Todo en familia (Parte II)

El ser humano tiene una capacidad increíble para sorprender. Por mucho que uno crea que conoce a alguien, siempre existe la posibilidad de la sorpresa. Incluso uno mismo. Yo, por ejemplo, me sorprendo a mí mismo con conmovedora facilidad.
¿Que por qué quería ver a los demás fallar? Por venganza, claro está. Se habían burlado de mí. Me había equivocado varias veces. Recordaba específicamente cada error cometido y aún me dolía la crueldad con la que me habían restregado mis desaciertos en la cara.
Con el tiempo comprendí que ver a una persona humillada genera un placer indescriptible. Pasé de víctima a verdugo silente, para mí el gozo no estaba en burlarme de la persona humillada, sino en la caída en sí, en la caída de la cual ellos mismos ni se enteraban. Momentos antes, me invadía una sensación de vértigo, me llenaba de anticipación, en cualquier momento hace algo incorrecto ¬―pensaba y cuando en efecto lo hacía yo era feliz y no podía ocultar la felicidad aunque la otra persona ni se enterara, actuando tan natural como lo estaba haciendo.
En algún momento, el placer comenzó a darme miedo y eso me sorprendió. ¿A qué podía temerle? Me daban pequeños ataques de ansiedad. Olvidaba mi propósito en ciertos lugares. Entré en pánico. Solo, en medio de la calle me encontré varias veces desorientado. ¿A dónde iba? Segundos antes lo tenía tan claro y de pronto nada. Vacío. Mi cabeza estaba funcionando de manera extraña. ¿Qué haría si me veía incapacitado de llevar a cabo mis pequeñas fechorías? No me lo podía permitir. Nada me había provocado una sensación de placer tan íntegra.
Comencé a tener el control de mis movimientos. Llevaba un diario donde escribía absolutamente todo lo que hacía. Me aferré a rutinas que me ayudaban a no desviarme. Mi mente se comportó bien por un tiempo.

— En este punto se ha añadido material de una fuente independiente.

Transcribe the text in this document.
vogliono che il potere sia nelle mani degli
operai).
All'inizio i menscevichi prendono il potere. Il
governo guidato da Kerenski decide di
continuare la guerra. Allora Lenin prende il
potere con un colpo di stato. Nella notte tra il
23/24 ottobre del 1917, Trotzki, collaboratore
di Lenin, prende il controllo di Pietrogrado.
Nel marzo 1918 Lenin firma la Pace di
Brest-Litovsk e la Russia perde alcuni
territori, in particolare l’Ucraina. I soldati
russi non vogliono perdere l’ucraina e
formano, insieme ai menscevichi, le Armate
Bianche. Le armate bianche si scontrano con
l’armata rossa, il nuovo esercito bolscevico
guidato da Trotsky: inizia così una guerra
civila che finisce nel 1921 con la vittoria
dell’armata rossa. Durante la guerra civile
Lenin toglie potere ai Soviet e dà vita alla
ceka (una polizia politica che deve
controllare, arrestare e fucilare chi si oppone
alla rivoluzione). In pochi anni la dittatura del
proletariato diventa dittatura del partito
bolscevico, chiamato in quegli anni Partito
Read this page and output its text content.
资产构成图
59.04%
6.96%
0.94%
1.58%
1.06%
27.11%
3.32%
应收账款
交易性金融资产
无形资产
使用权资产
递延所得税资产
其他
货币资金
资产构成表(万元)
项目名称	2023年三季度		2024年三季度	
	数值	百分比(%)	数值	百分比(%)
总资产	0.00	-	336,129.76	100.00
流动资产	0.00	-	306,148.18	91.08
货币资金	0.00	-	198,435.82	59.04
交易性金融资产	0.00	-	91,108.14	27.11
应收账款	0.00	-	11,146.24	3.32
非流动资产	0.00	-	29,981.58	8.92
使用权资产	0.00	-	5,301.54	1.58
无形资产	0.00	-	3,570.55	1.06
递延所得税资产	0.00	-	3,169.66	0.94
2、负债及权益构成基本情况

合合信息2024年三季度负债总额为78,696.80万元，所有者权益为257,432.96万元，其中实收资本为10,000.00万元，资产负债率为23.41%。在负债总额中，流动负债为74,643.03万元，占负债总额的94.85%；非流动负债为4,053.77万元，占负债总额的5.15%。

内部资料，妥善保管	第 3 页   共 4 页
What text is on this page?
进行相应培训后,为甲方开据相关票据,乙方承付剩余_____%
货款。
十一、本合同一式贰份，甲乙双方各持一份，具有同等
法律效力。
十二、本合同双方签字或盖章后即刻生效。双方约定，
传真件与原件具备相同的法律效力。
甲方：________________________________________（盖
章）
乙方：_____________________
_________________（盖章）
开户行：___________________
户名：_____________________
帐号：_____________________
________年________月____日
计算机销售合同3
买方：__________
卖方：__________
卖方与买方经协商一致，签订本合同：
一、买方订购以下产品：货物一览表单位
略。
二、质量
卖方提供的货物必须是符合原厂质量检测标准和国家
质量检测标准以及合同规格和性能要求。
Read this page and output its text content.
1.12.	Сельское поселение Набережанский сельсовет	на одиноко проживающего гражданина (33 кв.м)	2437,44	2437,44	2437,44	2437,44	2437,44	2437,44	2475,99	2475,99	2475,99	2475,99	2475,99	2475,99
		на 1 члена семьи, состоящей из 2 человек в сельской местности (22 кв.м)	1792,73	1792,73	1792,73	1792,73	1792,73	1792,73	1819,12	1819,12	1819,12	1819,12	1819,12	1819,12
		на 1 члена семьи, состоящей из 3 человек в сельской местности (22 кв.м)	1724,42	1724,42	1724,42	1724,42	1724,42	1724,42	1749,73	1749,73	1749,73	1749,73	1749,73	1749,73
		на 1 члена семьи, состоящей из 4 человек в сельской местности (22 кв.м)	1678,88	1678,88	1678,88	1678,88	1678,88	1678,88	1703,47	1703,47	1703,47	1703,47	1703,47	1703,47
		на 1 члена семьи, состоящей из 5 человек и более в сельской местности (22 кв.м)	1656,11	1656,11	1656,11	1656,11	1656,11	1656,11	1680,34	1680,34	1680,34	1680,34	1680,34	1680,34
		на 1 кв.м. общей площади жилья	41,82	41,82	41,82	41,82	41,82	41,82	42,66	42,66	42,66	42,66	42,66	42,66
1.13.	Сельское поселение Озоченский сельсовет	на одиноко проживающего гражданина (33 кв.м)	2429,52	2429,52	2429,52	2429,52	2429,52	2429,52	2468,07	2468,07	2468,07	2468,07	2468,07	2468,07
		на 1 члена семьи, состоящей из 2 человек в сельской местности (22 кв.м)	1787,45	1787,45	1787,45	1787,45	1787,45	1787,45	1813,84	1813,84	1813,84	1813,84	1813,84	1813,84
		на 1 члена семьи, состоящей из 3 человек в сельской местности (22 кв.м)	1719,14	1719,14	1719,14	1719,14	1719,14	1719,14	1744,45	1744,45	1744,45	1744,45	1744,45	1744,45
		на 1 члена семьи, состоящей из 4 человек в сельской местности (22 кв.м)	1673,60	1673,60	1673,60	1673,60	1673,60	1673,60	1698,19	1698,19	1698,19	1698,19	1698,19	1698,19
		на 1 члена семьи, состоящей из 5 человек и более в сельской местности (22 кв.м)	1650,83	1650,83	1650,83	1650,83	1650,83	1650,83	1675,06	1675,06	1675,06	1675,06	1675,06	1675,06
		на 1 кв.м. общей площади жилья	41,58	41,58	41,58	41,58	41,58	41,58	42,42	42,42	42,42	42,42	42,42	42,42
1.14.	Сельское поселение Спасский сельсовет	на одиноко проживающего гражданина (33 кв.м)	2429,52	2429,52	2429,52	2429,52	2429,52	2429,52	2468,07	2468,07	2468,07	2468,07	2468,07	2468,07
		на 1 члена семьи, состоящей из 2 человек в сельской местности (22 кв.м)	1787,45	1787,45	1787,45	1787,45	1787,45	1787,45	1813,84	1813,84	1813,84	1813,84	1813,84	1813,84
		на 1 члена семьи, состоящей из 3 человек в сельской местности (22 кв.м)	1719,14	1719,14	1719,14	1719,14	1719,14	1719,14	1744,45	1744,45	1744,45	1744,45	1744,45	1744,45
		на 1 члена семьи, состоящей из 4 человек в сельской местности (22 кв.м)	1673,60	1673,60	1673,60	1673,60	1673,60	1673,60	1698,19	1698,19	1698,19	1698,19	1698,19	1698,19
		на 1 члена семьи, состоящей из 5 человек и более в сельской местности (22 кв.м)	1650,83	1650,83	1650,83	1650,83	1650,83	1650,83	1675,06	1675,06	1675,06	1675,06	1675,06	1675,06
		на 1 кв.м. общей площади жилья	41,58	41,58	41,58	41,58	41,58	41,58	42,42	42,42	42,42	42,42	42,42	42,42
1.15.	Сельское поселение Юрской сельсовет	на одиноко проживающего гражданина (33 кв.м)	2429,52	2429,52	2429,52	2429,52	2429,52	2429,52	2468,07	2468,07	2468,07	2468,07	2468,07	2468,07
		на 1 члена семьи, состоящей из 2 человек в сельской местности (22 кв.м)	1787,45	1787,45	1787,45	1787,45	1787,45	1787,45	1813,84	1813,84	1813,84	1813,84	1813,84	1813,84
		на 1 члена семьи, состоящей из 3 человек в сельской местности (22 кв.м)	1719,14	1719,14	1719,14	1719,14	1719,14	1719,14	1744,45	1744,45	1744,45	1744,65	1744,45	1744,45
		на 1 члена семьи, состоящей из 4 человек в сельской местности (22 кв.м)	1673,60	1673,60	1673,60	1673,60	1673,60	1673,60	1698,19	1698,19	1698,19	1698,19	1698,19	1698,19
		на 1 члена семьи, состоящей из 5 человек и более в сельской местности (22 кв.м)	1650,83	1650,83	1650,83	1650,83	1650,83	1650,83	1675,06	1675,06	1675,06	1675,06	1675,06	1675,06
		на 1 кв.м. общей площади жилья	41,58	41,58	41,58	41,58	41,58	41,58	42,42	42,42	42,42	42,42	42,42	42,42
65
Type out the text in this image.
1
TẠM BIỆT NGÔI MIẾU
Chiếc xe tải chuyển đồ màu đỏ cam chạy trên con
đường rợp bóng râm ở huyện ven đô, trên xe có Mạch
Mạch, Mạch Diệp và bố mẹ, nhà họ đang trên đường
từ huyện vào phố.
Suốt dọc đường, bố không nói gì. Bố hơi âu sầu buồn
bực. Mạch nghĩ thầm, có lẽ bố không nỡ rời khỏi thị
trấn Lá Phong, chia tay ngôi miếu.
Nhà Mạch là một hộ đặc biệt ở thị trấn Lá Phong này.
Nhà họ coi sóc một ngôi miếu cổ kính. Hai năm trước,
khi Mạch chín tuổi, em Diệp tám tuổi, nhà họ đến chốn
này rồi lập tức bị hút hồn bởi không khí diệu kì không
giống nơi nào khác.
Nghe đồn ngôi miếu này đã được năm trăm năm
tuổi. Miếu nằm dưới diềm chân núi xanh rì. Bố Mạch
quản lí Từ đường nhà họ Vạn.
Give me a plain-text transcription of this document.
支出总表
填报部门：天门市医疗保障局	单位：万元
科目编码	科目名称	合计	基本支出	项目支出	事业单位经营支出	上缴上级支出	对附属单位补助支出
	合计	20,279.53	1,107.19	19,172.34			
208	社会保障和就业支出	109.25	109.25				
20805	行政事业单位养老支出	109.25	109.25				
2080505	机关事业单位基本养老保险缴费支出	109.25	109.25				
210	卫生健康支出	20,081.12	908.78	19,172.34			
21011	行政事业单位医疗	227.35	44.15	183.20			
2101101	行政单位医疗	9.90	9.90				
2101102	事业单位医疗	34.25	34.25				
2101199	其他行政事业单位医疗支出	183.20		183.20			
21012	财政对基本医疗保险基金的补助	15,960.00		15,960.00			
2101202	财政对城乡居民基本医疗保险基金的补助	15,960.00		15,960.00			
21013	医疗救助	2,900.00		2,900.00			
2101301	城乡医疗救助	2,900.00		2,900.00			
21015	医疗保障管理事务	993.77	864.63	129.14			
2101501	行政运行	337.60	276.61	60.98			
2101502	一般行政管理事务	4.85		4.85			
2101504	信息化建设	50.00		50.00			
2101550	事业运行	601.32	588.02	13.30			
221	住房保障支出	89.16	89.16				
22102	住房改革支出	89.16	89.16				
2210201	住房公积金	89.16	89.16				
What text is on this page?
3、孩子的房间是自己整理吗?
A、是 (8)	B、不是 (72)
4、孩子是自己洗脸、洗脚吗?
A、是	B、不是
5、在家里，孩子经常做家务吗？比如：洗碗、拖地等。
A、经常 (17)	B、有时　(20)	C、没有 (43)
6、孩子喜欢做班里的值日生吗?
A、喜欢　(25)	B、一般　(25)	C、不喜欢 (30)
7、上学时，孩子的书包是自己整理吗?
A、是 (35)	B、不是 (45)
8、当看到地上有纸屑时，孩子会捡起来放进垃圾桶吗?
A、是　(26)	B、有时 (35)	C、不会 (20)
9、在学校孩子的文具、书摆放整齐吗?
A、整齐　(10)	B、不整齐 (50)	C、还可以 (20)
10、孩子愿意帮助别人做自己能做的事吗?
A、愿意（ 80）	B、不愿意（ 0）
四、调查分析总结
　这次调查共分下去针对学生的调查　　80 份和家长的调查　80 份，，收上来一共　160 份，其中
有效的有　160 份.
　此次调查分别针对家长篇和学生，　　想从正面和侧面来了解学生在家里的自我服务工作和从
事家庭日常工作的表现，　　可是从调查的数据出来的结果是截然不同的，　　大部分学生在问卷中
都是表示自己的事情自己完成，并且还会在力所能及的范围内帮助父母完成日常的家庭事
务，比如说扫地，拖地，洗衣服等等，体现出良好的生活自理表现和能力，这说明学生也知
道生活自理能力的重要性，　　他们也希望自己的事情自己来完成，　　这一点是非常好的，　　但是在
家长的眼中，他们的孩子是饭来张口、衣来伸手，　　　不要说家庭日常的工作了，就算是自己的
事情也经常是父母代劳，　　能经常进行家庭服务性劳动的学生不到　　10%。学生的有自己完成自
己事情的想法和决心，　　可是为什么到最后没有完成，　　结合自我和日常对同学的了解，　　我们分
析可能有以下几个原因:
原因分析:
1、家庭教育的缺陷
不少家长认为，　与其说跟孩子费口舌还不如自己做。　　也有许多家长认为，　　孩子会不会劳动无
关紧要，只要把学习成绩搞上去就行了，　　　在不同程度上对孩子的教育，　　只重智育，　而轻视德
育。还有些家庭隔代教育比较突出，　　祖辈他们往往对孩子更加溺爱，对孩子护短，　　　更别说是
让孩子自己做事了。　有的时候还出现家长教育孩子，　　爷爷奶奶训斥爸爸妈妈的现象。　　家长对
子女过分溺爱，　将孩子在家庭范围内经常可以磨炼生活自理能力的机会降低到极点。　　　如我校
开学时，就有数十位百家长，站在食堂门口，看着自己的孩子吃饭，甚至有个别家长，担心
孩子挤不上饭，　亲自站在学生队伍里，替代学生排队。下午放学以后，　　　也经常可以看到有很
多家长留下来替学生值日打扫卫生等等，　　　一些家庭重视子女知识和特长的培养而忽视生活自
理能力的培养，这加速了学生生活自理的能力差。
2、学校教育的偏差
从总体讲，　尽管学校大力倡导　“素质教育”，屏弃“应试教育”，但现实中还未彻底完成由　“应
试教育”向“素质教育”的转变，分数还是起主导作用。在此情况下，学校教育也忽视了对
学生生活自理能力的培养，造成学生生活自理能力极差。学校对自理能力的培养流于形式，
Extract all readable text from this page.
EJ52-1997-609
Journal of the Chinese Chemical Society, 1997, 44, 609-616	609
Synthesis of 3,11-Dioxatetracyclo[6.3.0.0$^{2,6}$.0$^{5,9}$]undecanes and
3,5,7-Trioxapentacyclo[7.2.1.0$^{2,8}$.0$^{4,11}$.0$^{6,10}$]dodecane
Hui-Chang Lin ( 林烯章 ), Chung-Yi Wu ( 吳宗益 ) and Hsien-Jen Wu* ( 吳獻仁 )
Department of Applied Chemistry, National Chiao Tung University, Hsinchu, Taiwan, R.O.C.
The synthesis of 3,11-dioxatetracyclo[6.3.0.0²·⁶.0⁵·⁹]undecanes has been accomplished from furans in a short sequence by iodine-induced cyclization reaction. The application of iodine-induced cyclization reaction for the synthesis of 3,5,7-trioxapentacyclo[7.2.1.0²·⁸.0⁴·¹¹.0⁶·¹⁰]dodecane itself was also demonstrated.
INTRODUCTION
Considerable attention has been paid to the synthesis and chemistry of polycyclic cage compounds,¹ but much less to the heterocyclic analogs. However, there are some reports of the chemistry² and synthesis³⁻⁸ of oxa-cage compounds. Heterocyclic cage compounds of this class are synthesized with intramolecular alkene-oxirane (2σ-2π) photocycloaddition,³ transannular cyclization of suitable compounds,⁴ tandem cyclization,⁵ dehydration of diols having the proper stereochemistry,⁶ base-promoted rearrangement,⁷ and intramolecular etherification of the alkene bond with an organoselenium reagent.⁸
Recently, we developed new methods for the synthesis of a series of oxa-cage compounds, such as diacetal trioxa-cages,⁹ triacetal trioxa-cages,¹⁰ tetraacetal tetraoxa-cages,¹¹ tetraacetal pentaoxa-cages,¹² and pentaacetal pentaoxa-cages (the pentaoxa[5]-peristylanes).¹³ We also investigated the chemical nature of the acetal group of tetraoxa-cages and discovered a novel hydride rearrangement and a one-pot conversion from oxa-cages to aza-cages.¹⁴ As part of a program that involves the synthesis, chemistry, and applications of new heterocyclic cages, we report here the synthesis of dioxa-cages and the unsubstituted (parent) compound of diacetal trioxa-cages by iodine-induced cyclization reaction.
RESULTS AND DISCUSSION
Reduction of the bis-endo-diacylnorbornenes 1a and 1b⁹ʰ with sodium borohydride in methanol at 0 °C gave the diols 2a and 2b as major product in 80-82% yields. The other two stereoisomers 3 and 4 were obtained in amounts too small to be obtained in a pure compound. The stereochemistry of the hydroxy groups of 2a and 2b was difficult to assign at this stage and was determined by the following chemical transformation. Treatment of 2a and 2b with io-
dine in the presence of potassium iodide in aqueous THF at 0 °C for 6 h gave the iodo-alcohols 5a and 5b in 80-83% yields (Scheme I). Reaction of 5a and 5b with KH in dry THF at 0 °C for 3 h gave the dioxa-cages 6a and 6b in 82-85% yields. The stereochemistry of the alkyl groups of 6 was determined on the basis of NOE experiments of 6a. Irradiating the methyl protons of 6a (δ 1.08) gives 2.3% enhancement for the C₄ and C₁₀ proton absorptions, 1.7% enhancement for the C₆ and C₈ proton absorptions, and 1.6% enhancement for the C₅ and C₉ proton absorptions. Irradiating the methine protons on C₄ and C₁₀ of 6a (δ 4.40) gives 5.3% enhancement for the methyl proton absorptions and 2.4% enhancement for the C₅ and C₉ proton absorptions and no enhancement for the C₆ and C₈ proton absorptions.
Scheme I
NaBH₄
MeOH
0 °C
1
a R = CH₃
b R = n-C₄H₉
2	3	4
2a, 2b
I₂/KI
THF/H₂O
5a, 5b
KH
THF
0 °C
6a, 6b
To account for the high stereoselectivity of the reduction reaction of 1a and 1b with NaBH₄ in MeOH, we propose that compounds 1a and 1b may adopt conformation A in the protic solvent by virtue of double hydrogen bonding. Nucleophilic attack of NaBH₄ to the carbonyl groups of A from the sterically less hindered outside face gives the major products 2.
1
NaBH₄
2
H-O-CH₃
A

Era agotador, todo lo que hacía implicaba un doble trabajo. Aplicaba la misma técnica en mí que la que aplicaba en mis queridos caídos.
Fue en ese tiempo en que empecé a presentir una anticipación inusual, intensa, fuerte.
Confieso que me asombré cuando me vi caer a mí mismo. Y el asombro me causó un placer más allá de lo descriptible. Y el ver cómo, en mi rol de humillado, no me daba cuenta de que había caído le causó a mi yo verdugo un sentimiento sublime de liberación.
Ya no me encargo de ver caer a los demás, me he descubierto como sujeto de estudio y la verdad, es que me fascino. Soy un ser exquisitamente apasionante.